Bartholomaus Hamson offers his sleaziest of smiles.
‘Grin on, fine friend,’ says Jodocus Meaddowcraft. ‘Planet now feeling fear and not happiness.’
Bartholomaus Hamson begins to shuffle inconveniently and though the world could never know this is Bartholomaus Hamson expressing his joy at arriving through spontaneous dance. His dermatitis skin forms new flabs and folds and flakes as Bartholomaus gathers an unseemly pace.
‘There is a multitude of us,’ says Jodocus Meaddowcraft. ‘One after the other and then the next again forever now. More than you can count.’
‘Behold the Unslept’ says Jodocus Meaddowcraft, pointing at the screen. ‘See how they play.’
‘Each one summoned by a mistyped search.’
The Assembly looks and what it sees chills to the bone. A hundred thousand million figures in perpetual tortured motion; fighting and climbing and dancing and jumping, in gangs and alone, all moving forever.
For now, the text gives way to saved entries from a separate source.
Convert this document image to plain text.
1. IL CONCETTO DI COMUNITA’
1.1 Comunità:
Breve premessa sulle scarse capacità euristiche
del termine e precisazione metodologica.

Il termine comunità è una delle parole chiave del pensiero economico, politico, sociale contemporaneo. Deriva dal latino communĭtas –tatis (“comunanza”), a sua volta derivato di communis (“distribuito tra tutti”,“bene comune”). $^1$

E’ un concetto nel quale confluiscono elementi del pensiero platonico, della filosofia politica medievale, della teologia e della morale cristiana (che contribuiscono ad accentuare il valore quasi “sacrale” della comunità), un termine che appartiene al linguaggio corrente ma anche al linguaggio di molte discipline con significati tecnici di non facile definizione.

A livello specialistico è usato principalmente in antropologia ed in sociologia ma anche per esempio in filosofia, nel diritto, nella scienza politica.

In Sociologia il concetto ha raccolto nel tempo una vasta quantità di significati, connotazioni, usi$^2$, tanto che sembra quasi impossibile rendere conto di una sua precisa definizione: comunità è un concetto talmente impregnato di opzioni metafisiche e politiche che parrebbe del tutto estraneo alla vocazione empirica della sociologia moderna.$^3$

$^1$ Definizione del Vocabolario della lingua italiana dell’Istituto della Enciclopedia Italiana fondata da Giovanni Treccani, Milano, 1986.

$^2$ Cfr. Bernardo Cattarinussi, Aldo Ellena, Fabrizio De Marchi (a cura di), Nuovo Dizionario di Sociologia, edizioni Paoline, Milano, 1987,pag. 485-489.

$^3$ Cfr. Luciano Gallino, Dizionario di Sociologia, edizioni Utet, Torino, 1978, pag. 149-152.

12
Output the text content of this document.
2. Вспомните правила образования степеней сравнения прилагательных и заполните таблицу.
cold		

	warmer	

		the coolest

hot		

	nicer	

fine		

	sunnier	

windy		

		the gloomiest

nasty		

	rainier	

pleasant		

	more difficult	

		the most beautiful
The image is grainy but there was no doubt as to what the world is seeing, the end of itself. They begin materializing. All the shapes and sizes you can imagine. Many you cannot hope to.
‘I don’t know what I want with you yet,’ says Jodocus Meaddowcraft to the General Assembly of the United Nations. ‘You brought me here and I haven’t had time to formulate a plan.’
All languages at once are heard true in his ear. Only the world cannot hear each other.
‘You gathered people are right to be afraid because it was a terrible idea to wake me up and get me here from there. A terrible idea.’
The Assembly have no words.
‘I will take petitions like a king from old. You may visit me in my court. I will accept tributes of all and every kind. I will read four letters a day but only if they are handwritten. Be there in person and be prepared to wait for a long time.’
Jodocus Meaddowcraft turns to leave.
‘I warn you though,’ he says over his shoulder. ‘I cannot ever be fair.’